5 Ideen um Problem-Geschichten abzuändern

„Jeder Mensch erfindet sich früher oder später eine Geschichte, die er für sein Leben hält“

Max Frisch, Mein Name sei Gantenbein

Wir alle erzählen ständig Geschichten über uns oder andere oder bestimmte Situationen – egal ob laut oder nur in unseren Gedanken. Was aber, wenn unter diesen Geschichten eine Problem-Geschichte ist, die uns runterzieht und uns ausbremst oder uns von dem abhält, was wir eigentlich gerade vorhaben?

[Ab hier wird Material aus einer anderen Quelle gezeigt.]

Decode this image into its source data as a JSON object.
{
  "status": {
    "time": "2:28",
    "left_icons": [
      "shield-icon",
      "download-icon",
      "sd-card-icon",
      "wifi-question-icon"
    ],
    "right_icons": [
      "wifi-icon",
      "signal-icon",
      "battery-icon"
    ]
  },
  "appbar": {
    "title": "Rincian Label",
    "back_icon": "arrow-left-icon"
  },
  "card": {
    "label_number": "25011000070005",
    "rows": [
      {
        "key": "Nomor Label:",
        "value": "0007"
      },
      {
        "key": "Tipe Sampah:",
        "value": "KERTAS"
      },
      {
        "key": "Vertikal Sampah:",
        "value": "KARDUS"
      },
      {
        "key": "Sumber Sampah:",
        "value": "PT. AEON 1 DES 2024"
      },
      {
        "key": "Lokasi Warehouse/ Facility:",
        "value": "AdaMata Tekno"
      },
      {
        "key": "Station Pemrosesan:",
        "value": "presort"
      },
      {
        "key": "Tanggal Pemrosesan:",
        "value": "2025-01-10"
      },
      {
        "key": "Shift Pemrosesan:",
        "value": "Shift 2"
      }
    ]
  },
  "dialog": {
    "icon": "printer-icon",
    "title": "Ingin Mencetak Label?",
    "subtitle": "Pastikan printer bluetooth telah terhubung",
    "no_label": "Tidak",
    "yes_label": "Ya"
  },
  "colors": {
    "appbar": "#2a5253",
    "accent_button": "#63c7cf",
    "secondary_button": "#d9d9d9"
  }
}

Max zum Beispiel verfällt immer in die gleiche Geschichte über Mathematik: „Jetzt lernen wir schon wieder so einen neuen Mist! Irgendwas mit Parabeln oder so. Binomische Formeln kommen da auch wieder vor, die hab‘ ich damals schon nicht verstanden. Überhaupt, wer brauch den Kram schon! Ich will doch später eh nix mehr damit zu tun haben … das ist doch bloß da, um uns fertig zu machen. Wenn ich Herrn Schmidt schon wieder sehe … der genießt das doch richtig, mir ne 5 reinzudrücken…“

Oder Mia: „Ich kann mich einfach nicht konzentrieren! Immer, wenn ich lernen will, blinkt mein Handy und ich muss einfach draufschauen, was da los ist. Schließlich hat Nils ja gerade mit Karo Schluss gemacht. Clara hat das gerade geschrieben … dieser Mistkerl! Wie kann der Karo nur alleine lassen?! Der denkt wohl, wir wären alle nur so was wie seine Rolex, die man mal eben ab- und anstreift …“

Was würde passieren, wenn du das änderst?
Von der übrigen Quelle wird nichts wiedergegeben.